Maybe that sounds a bit too grandiose, but some folks are thinking about campus mobility very broadly. Here is a snippet of what Duke University was doing last year to encourage its faculty to integrate mobility: http://cit.duke.edu/tools/mobile/index.html They say: “… mobile devices offer an opportunity to further educational goals by leveraging and building upon the functions of technologies already adopted by and considered indispensible to a majority of students.”
That last part is dead-on. Here is a technology kids love and find absolutely immersive. Use it for all it’s worth. Over the next 5-10 years, I truly believe we are going to see mobile phones become as intrinsic a part of the college educational experience as they are today of the social experience. They will be a conduit of learning and, let’s face it, much more fun than my memories of watching freshman physics tutorials on closed-circuit campus TV.
May 27, 2009
Consumers buy more smartphones than companies do. Therefore “personal” buyers are more important than “business” buyers to the smartphone manufacturers of the world. Check out their marketing … it’s all about lifestyle, media, consumer apps. Even RIM is talking more about Facebook than Exchange these days. Enterprise influence must be fading. Seems like a logical conclusion.

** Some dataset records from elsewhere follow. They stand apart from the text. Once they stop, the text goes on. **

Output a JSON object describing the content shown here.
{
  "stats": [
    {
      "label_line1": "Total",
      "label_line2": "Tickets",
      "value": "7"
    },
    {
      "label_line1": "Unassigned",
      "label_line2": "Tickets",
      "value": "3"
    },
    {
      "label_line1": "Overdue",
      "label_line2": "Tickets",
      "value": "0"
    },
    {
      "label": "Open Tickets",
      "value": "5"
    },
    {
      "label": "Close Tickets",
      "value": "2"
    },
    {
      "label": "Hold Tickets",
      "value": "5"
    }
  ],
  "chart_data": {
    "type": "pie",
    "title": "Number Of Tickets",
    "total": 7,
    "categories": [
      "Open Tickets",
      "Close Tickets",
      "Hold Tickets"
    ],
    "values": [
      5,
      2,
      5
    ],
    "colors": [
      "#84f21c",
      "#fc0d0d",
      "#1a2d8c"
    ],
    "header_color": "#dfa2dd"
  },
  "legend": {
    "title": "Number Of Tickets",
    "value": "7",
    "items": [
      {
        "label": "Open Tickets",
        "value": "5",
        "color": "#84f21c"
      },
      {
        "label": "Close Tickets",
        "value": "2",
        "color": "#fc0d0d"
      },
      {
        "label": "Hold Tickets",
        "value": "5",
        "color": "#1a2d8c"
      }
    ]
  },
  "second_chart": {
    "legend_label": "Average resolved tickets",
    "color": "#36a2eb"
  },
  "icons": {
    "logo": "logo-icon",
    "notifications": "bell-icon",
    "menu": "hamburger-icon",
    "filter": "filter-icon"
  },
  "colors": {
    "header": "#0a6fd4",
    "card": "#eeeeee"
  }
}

Except I think it’s wrong.
There is a hidden subsidy out there.
I buy a phone because I love it. Which means I want to use it as much as I can, for home and work. Which also means there is a good chance my company is going to end up paying for at least part of it.
This “enterprise subsidy,” especially for data plans, makes the growth of the smartphone industry more dependent that we’ve thought on the preferences and expense policies of employers. How much of the ongoing service revenue of the smartphone market is really being subsidized by companies, not individuals? If it’s a big number, shouldn’t corporate IT be getting a lot more love from smartphone manufacturers and service providers?

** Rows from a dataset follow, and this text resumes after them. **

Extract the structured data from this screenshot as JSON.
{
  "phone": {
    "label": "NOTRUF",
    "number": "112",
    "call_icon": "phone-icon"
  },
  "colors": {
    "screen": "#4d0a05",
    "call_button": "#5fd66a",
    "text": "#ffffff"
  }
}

Personally, I want a great-looking phone with an awesome camera. I want to use it for media AND email. And I want my company to pick up the tab. How about you?
May 21, 2009
Intel Research Berkeley has been working on a project called “CloneCloud.” The idea is to offload processing to a cloned copy of the phone that lives in the cloud. Pretty cool. To make it work, you have to clone the data and the full application context of each smartphone and manage it centrally.
The challenge is that the phone now lives in two places – in your hand and in the cloud – and you have to make sure the state of the phone and the state of the clone is consistent. But if you do it right, smartphones are no longer islands of segmented data but rather a loose federation of compute power with shared data.
Here’s the paper http://berkeley.intel-research.net/bgchun/clonecloud-hotos09.pdf
Here’s an article about it http://www.rethink-wireless.com/?article_id=1363
May 18, 2009
So what the heck is Smart@Work? And does it really need the “@” in the title?
Probably not. But the Smart refers to Smartphones and the Work refers to Workplace.
This blog will be focused on the human, business, and technology impact of smartphones in the workplace.
Nine years ago, at AvantGo, we spent a lot of time evangelizing the notion that mobile devices, PDAs at the time, could change the way people did their work and lived their lives. Well, RIM evangelized better than anyone and proved wireless email was an essential tool for business. Like a lot of people out there, I can travel without my laptop but I can’t travel without my smartphone.
This is the move from “sit-down” to “stand-up” computing, from “company technology” to “my technology.” Pretty fundamental shifts with big implications for behavior and strategy. That’s the fun part and that’s what we’ll be talking about.